Dr Mudakikwa was the first person on the scene after Bibisi's abduction. He immediately dispatched teams to pursue the poachers and then began following the trail of blood from a gorilla wounded during Bibisi's abduction.

He quickly caught up with the gorilla only to find that she was dead. But to his amazement, Dr Mudakikwa saw a baby gorilla nestling under her arm and trying to suckle on her mother's breast.

'She was terrified when she saw me,' he says. 'But she was too frightened and weak to know what to do. I could feel her shaking when I lifted her up and took her back to the group.'

He named her Ubuzima, which means 'life' in the local dialect. To his surprise, the other gorillas instantly took on the role of collective mum. They began gathering the tastiest and sweetest fruit for Ubuzima and showed her how to peel and eat it. They all took it in turns to cuddle and groom her. Not for a second was she left alone.
 
That night the gorillas built a special nest for the baby and Ubuzima's brother and another silverback male snuggled up with her.

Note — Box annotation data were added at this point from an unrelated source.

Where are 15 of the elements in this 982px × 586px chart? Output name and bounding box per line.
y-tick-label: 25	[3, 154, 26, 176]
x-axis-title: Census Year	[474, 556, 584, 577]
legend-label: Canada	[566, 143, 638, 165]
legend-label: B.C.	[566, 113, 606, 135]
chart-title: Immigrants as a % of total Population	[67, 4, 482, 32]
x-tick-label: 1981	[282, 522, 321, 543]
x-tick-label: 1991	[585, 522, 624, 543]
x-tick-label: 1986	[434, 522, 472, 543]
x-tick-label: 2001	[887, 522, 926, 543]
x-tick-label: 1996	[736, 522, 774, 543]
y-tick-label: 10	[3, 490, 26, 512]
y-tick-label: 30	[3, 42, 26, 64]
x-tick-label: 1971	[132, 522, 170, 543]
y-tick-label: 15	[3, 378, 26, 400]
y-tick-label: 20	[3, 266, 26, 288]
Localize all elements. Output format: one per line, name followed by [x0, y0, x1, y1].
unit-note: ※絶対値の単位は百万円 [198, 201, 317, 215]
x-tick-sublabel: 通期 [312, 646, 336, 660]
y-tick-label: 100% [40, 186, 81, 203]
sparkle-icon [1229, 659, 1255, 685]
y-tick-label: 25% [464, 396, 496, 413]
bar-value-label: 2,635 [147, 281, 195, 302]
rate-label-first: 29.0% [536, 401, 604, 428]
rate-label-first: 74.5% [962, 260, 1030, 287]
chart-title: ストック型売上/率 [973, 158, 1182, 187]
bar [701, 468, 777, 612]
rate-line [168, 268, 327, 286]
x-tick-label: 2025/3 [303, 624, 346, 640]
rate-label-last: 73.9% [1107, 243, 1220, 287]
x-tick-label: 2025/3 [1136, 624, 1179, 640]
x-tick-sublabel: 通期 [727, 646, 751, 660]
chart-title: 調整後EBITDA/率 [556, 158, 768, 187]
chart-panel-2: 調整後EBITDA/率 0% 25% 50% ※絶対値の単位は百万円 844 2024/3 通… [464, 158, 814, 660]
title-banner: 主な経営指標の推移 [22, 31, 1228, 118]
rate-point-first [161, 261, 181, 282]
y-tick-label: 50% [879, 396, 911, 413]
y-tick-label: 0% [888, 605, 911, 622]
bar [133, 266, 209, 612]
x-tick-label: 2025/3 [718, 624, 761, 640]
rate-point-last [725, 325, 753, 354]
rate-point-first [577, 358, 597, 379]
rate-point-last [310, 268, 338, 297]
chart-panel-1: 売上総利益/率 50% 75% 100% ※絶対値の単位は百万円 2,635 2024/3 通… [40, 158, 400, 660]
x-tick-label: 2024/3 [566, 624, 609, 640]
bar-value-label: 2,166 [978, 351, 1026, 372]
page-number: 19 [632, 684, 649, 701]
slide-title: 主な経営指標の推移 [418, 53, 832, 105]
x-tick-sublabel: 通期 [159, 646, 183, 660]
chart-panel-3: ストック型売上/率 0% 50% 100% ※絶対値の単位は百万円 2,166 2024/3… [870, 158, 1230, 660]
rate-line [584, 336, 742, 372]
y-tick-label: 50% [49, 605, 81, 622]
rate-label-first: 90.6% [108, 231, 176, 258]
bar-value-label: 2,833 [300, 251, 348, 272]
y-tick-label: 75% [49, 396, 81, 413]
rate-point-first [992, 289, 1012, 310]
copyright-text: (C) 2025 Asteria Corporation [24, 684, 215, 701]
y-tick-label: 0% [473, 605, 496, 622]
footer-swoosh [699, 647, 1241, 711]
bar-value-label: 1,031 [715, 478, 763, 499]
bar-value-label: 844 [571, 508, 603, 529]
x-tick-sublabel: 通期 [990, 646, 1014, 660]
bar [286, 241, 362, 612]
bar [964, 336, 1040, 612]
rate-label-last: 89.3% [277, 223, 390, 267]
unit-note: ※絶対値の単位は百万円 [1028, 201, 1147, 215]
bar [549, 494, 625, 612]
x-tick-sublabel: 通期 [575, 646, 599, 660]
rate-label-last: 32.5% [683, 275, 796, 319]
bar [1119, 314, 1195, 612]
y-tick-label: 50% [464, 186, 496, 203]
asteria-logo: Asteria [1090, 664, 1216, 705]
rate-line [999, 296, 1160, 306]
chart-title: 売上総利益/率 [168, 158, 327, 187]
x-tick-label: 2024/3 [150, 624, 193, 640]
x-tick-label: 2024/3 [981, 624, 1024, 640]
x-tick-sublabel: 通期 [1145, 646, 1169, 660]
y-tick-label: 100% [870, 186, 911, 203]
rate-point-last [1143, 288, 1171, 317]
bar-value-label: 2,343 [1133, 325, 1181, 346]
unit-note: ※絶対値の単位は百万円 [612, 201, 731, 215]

'I spent the whole night keeping watch over Ubuzima but it soon became obvious that she no longer needed me,' says Dr Mudakikwa.

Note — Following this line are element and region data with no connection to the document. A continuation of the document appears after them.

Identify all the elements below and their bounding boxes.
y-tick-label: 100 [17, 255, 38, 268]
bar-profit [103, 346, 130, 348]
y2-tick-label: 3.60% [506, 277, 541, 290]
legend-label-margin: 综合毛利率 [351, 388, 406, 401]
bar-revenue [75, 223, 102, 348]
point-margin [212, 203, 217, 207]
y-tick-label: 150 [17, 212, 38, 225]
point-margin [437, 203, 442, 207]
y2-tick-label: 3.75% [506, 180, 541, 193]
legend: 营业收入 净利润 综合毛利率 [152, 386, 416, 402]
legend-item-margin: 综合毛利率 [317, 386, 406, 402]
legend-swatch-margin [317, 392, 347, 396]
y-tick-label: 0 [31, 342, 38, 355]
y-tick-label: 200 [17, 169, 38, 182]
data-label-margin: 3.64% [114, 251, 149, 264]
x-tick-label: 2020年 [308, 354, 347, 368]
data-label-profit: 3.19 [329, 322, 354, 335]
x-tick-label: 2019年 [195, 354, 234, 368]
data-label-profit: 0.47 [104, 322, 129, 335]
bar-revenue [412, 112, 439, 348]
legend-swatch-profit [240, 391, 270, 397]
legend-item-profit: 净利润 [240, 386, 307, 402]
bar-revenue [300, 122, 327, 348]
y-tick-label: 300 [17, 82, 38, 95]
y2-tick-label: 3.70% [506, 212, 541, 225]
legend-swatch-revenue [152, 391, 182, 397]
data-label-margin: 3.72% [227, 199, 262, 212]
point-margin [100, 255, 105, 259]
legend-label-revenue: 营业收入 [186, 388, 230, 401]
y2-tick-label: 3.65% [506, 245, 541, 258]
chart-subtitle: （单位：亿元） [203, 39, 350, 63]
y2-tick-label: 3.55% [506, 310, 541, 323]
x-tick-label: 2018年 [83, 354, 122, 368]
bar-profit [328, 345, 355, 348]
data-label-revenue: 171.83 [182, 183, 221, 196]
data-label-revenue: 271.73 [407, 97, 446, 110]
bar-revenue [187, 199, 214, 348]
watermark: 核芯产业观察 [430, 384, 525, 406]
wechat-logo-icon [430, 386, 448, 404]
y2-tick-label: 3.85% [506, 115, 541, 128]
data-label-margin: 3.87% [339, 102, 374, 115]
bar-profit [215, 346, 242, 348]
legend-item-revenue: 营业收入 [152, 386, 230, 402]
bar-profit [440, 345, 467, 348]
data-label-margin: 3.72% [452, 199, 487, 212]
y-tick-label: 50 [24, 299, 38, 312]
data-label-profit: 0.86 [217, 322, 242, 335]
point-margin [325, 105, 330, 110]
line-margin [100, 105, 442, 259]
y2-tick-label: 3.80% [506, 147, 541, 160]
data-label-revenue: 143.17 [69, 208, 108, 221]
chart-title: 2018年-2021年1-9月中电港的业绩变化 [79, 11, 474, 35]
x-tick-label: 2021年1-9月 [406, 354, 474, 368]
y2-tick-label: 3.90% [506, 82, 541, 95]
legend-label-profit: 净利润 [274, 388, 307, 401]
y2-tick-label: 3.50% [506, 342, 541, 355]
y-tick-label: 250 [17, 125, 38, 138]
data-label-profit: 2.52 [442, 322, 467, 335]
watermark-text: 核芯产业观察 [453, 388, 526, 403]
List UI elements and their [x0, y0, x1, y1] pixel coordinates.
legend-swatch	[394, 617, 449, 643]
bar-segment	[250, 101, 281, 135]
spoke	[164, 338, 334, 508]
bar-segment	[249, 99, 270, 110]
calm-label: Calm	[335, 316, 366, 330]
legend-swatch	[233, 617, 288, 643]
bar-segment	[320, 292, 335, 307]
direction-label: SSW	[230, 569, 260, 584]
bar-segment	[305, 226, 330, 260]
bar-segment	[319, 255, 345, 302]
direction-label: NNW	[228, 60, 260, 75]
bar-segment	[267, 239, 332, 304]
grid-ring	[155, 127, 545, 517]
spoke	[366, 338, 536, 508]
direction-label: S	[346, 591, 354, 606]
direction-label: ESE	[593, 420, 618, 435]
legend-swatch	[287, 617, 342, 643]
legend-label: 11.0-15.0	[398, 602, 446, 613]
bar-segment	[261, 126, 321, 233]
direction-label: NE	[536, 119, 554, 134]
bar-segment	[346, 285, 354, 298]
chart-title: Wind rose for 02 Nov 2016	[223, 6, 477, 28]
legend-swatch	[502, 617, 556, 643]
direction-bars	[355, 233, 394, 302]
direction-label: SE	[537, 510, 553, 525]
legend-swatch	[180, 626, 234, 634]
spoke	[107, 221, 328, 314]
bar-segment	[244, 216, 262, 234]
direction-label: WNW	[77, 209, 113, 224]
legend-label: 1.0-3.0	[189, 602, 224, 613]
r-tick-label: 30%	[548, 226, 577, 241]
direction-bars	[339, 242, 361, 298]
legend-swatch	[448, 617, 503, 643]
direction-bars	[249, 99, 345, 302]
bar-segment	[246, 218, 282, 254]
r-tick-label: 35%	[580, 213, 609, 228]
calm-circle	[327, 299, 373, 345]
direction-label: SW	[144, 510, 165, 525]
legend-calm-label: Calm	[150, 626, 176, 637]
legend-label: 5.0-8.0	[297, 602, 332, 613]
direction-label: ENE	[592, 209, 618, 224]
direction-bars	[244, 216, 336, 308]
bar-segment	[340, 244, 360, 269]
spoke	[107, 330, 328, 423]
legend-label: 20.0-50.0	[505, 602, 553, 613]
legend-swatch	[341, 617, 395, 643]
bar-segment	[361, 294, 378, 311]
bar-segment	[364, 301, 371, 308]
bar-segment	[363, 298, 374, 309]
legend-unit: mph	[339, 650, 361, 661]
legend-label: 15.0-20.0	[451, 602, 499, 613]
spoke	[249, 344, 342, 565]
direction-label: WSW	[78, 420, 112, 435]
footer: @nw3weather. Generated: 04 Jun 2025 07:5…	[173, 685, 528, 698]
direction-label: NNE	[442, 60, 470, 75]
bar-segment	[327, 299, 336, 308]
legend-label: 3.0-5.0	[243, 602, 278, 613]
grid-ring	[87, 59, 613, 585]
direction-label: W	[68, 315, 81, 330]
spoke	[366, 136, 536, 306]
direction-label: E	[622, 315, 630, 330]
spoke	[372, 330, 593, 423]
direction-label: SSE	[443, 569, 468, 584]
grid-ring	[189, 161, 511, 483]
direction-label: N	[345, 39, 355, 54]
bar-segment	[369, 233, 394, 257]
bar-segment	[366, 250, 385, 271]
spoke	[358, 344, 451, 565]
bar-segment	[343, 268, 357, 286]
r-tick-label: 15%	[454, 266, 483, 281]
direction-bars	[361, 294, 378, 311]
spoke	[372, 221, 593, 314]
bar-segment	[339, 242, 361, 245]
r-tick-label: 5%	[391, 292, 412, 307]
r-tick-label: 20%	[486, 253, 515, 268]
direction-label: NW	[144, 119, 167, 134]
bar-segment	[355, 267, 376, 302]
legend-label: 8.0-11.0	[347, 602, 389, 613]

Ubuzima was luckier than Bibisi who is still missing despite intensive efforts by Dr Mudakikwa and the Rwandan Police to find her. She is thought to have been taken to the town of Goma, just over the border in the Congo.

 

 

Goma is the true heart of darkness: a place where people come from all over Africa to trade weapons, diamonds and valuable minerals like coltan - and increasingly - baby gorillas.

'There are rumours that a group of middle-eastern businessmen wanted to buy a baby gorilla,' says Dr Mudakikwa.

'We know that a man from the Middle East was in the town a few days before Bibisi's abduction. He left shortly after. We have also heard that a German who operates out of Nairobi may have acted as an intermediary. Again we have no hard evidence but the two seem connected in some way.'Several witnesses saw a group of men loading a packing case on to the back of a white pick-up truck. One of the witnesses said he heard the cries of an animal and the truck was then seen leaving Goma at high speed in the direction of Uganda, 100 miles to the south.

At the border there was another sighting of Bibisi's abductors. One of the men was seen with a syringe and a long needle. He apparently climbed onto the back of the pick-up truck, pulled back a tarpaulin and injected an animal. Whether it was Bibisi or not nobody knows.Smuggling a baby gorilla over the border to Uganda would not have been a problem. The border guards have not been paid for three years and a few dollars will ease any passage across the border.

From Uganda it is likely that Bibisi would have been flown to the Middle East by private plane from a small airfield in the jungle. And if she survived the trip, the little gorilla, torn from her family and the wild and beautiful environment she was born into, is now most likely the prime exhibit in a private collection of the world's rarest and most endangered species.

"We can save the last gorillas," says Dr Mudakikwa. "But the local people have to see some benefit from them through tourism and other industries. If they don't, then they will continue to be tempted by the vast amounts of money foreign collectors are willing to pay for gorillas - both dead and alive. Their future is in the hands of the rich world."